Portret Polaka, który leczy się na kredyt

Kto najczęściej decyduje się na pożyczkę finansującą leczenie lub zabiegi medyczne? Jakie kwoty pożyczają Polacy? Czy wśród wnioskodawców dominują kobiety, czy mężczyźni?

Portret Polaka, który leczy się na kredyt

Najwięcej zapytań o ratalne finansowanie leczenia i zabiegów medycznych dotyczy  stomatologii, okulistyki oraz operacji plastycznych i estetycznych. Tak wynika z danych Medical Finance Group, właściciela marki MediRaty, która od ponad 5 lat finansuje zabiegi medyczne w Polsce.
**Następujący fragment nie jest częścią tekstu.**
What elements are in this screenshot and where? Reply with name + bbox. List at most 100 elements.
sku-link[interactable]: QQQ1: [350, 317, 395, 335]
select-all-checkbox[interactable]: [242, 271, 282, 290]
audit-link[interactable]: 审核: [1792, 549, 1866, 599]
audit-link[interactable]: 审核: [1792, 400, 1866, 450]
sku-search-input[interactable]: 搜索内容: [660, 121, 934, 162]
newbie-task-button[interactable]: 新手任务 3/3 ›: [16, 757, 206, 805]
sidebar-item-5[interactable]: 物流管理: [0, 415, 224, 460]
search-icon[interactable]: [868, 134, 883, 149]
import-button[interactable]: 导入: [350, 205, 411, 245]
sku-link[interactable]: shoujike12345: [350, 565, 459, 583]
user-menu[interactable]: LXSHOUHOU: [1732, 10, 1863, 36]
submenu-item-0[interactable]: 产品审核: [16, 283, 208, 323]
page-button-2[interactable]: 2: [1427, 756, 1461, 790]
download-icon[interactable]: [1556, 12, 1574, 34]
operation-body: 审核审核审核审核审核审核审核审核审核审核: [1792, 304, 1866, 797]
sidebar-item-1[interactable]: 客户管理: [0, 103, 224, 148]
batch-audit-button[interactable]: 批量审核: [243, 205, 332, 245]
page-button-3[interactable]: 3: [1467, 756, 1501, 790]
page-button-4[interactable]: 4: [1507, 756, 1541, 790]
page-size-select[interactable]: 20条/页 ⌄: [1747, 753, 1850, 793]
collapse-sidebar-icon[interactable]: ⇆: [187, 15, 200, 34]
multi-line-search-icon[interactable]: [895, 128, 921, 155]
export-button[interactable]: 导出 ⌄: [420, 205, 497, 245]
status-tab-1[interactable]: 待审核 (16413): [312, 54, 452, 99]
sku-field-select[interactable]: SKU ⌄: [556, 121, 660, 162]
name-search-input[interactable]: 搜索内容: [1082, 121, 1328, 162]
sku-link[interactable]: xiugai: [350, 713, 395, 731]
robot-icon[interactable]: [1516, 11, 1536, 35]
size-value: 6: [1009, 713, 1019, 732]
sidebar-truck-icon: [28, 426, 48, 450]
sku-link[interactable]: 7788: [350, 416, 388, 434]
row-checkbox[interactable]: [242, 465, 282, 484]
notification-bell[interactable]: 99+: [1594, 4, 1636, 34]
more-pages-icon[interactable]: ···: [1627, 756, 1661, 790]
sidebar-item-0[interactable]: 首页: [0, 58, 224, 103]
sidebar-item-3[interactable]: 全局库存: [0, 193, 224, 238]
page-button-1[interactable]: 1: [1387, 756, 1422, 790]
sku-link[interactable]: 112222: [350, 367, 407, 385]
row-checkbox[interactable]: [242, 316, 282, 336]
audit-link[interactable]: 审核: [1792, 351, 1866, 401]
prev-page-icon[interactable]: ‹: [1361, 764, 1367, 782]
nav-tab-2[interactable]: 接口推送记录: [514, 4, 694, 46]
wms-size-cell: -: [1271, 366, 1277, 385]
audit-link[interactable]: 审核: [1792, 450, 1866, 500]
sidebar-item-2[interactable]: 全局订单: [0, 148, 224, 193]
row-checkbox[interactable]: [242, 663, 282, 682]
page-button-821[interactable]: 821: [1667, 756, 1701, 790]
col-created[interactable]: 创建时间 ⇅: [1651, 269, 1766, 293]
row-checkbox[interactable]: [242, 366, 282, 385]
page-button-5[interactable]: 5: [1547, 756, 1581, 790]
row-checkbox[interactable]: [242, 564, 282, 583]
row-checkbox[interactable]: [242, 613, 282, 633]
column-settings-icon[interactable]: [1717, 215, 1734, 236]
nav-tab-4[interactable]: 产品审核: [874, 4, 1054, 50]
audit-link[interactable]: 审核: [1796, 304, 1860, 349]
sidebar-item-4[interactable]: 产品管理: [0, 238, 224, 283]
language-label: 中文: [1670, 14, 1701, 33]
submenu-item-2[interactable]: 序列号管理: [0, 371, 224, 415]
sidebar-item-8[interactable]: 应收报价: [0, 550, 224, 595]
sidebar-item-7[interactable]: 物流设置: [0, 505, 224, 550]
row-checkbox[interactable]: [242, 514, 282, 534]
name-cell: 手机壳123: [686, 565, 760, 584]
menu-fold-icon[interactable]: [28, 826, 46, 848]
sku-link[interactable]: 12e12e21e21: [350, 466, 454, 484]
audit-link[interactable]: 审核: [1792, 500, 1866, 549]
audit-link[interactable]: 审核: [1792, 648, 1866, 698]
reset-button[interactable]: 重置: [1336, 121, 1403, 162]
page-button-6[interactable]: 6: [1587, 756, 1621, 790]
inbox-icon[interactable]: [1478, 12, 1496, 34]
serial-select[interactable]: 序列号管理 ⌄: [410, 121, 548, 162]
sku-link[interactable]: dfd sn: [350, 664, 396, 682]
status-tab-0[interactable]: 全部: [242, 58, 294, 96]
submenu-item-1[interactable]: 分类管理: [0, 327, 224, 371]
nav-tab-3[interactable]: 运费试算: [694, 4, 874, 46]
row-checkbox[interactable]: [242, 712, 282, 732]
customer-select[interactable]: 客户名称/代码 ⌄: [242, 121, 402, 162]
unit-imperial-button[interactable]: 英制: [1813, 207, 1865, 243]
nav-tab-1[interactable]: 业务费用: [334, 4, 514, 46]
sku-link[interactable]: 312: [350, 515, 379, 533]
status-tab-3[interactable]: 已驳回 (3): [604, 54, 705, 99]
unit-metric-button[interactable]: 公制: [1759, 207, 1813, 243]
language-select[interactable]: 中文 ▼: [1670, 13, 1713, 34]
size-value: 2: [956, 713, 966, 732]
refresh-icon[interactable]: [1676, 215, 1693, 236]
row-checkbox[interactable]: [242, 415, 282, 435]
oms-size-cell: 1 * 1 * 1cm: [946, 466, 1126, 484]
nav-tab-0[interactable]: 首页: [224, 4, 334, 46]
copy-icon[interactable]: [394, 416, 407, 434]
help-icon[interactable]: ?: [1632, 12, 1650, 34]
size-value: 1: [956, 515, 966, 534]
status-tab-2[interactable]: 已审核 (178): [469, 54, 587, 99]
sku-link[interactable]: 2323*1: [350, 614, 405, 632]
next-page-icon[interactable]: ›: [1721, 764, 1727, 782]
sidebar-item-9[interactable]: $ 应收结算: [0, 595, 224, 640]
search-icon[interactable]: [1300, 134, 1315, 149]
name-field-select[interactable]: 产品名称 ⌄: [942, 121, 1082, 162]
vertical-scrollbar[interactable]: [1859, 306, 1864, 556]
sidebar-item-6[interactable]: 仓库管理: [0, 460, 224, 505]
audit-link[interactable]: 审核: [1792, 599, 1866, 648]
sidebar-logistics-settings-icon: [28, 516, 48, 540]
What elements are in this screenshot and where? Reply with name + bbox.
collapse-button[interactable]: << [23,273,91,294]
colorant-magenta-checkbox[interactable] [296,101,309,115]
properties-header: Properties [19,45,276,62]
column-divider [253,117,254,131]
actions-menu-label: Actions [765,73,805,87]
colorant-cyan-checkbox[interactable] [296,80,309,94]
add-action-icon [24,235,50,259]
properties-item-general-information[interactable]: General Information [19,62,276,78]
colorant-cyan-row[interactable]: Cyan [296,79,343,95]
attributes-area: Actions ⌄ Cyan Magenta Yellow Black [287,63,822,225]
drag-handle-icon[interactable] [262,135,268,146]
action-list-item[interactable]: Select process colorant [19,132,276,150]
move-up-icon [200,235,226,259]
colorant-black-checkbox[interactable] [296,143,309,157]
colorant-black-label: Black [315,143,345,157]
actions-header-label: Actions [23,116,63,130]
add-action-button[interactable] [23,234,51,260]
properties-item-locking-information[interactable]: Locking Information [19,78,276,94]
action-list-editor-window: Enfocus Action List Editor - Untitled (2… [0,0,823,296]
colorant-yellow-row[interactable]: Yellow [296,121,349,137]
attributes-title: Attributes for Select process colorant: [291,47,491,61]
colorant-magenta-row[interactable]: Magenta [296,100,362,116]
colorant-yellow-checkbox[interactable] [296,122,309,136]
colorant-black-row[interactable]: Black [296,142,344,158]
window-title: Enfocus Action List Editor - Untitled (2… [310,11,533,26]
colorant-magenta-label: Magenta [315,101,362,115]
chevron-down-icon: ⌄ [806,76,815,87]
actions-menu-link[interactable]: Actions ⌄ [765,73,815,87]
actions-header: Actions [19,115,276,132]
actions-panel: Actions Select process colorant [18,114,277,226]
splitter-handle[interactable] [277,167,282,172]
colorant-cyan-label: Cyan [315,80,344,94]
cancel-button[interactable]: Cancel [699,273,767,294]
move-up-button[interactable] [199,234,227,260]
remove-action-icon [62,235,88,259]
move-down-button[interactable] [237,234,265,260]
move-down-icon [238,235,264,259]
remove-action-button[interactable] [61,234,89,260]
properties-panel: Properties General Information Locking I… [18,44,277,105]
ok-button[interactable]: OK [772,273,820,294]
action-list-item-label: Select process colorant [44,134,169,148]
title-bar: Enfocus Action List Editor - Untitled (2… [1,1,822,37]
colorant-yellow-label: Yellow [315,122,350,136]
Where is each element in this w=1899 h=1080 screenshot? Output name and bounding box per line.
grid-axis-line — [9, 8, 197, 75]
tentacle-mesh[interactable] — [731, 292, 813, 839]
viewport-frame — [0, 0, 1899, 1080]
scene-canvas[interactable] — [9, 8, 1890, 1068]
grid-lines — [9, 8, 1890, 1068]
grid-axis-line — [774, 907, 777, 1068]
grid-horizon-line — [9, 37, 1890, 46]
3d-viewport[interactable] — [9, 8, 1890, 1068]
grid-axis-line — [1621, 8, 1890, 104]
Firma przeanalizowała deklaracje otrzymywane we wnioskach składanych przez Internet i porównała wyniki za I kwartał 2016 i 2017 roku.

Kim są wnioskujący?

Aż 50 proc. wnioskodawców deklaruje, że nie ma innych zobowiązań wobec banków lub instytucji finansowych, a 25 proc. spłaca miesięcznie nie więcej niż 500 zł wszystkich rat kredytów i pożyczek. Wnioskujący – w większości przypadków – prowadzą gospodarstwa domowe, w których wszyscy członkowie mogą się samodzielnie utrzymać. Tylko 20 proc. osób ma na utrzymaniu jedną lub więcej osób. Większość z wnioskodawców (70 proc.) stanowią pracownicy etatowi, tylko 10 proc. to osoby zatrudnione na umowę o dzieło/zlecenia, kolejne 10 proc. prowadzące własną działalność gospodarczą. Pozostałe 10 proc. to renciści, pracownicy na kontraktach i inni.
Warto odnotować, że wśród wnioskujących dominują kobiet. Prym wiodą osoby w wieku
36-50 lat  stanowiące blisko 40 proc. pacjentów składających wnioski o pożyczkę na leczenie. – W tej grupie wiekowej znajdują się osoby, które mogą skupić się na swoich potrzebach i jednocześnie dysponują dochodami pozwalającymi na korzystanie z prywatnych usług stomatologicznych czy estetycznych – podkreśla Krzysztof Sokalski, Prezes Medical Finance Group i MediRaty.

Gdzie mieszkają?

Najwięcej wnioskodawców mieszka w województwach: mazowieckim, śląskim, dolnośląskim, wielkopolskim i małopolskim. W tych regionach znajduje się również najwięcej placówek medycznych i klinik. Pozostałe województwa jednak szybko doganiają te z bardziej rozwiniętą infrastrukturą usług. Najbardziej widać to po woj. podkarpackim, pomorskim i zachodniopomorskim.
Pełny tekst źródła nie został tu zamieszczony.